In the early evening of January 26, 2016, a torrent of waters unleashed by the Belo Monte plant swept through the Volta Grande do Xingu without warning, carrying away the boats, motors, fishing tackle, clothing, dishes, and other belongings that traditional communities have long had the habit of leaving on the riverbanks. It was like an extreme weather event, increasingly common as the climate crisis worsens. In this case, however, the culprit was the sudden discharge of water by Belo Monte plant managers without forewarning.

The damage was great but the subsequent fear greater. Locals were now afraid of the riverbank and began telling their children not to bathe or play in the water. There were reports of clouds of fierce Amazon mosquitoes forcing families to eat meals on their beds under mosquito netting. Once familiar waters became unpredictable, sometimes rising, sometimes falling. The Xingu, father and mother to these Indigenous and traditional peoples, was now a stranger. There were so many overwhelming changes that in the Volta Grande region, 2016 is still called “the year of the end of the world.”

The expression “end of the world” might sound like hyperbole, but for communities whose ways of life were in total harmony with the annual cycle of flooding, high water, low water, and drought that characterizes the flood pulse of large Amazon rivers, this is an accurate description. Communities there began living in a permanent state of drought because 70% of the water that used to run through the Volta Grande were diverted to drive the dam’s hydroelectric turbines. During the Amazonian summer, from May to October, when waters are low and the Xingu’s historical flow rate used to be 2,000 cubic meters per second (m3/s), the change is not felt as much. But in the winter, from November to April, when waters have historically run high, an average of 20,000 m3/s used to surge down the river, sometimes even 25,000 m3/s. This was when fish would enter the Volta Grande in search of countless refuges in riverside forests that gradually flooded and gave access to abundant fruit. Hidden away in recesses of islands and riverbanks and thus protected from predators, the fish found ideal spots to spawn, places known as piracemas.

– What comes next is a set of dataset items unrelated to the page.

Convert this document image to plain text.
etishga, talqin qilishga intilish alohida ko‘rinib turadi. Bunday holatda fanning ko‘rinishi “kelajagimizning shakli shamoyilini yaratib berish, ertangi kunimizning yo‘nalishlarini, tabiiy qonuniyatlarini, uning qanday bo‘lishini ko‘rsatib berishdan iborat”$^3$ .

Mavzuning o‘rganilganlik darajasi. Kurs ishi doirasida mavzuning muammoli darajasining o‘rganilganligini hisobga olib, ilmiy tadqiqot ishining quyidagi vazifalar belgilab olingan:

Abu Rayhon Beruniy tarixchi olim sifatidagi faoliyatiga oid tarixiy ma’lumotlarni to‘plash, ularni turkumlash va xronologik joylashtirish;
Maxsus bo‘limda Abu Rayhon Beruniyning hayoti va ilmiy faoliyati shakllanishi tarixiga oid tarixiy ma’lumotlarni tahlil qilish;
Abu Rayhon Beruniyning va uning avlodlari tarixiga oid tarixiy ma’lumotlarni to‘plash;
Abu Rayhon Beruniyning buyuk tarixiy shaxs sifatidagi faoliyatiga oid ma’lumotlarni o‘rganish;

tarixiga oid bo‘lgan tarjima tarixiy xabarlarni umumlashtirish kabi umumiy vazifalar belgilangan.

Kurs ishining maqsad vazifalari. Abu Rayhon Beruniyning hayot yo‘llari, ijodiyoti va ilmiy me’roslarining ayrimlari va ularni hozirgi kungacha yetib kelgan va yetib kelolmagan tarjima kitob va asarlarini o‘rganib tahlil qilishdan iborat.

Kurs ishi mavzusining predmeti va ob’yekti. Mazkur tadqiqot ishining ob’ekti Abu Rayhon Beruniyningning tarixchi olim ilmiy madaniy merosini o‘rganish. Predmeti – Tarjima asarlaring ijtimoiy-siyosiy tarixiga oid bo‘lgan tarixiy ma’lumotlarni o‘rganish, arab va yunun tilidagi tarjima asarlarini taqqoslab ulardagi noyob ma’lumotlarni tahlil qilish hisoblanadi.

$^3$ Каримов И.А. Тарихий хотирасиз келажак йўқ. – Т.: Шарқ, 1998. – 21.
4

“Generally, when we talk about piracemas in Brazil, we’re talking about fish heading upstream to spawn at the headwaters, a strategy used so younger fish can spread out along the course of the river. In the case of the Xingu, there are lots of rapids and waterfalls along this stretch. The fish are always moving, and when ribeirinhos talk about piracemas, they’re really talking about both space and time. It’s the moment when the waters rise and the fish swim upstream, not toward the headwaters but in search of these recently flooded areas, perfect for spawning,” said the scientist Jansen Zuanon. Today, most piracemas no longer afford this type of refuge, which means species in the region have practically been unable to breed since the Pimental dam definitively diverted the Xingu away from the Volta Grande.

To lessen the impact of this reduced flow, the main mitigation measure proposed by Norte Energia was a water management system called the “Consensus Hydrograph”—a misnomer since the plan never represented any consensus. On the contrary, neither the affected populations nor the scientists who advise the Federal Public Prosecutor’s Office ever agreed agreed to the unequal division of water, which would be incompatible with the ways of life of both humans and nonhumans. The plant’s operating license stipulated the release of 4,000 m3/s one year and 8,000 m3/s the next, which would subject all beings living in the region to an unsustainable level of water stress.


When the Prosecutor’s Office investigated licensing documents for Belo Monte, it found that Ibama technical specialists had been diametrically opposed to Norte Energia’s proposed water management plan. In 2009, prior to preliminary licensing, Ibama warned in a technical report that the proposed water level would not be enough to sustain life. The report states: “It is not clear if there will be minimum conditions for the reproduction and food supply of ichthyofauna (fish), chelonians (turtles, tortoise and terrapins), and aquatic birds, nor is it clear whether the system can stand this amount of stress in the medium and long terms. The proposed Consensus Hydrograph in no way guarantees the sustainability of the ecosystem or the recruitment of most species that depend on the flood pulse, and this could have critical negative impacts, even compromising food supplies and the ways of life of people living along the Volta Grande.” But when the license was issued, those in charge at the agency, then headed by Roberto Messias Franco, completely ignored their own specialists. The company’s proposal was accepted in full, a political decision likewise embraced by the Environment Ministry, then led by Carlos Minc.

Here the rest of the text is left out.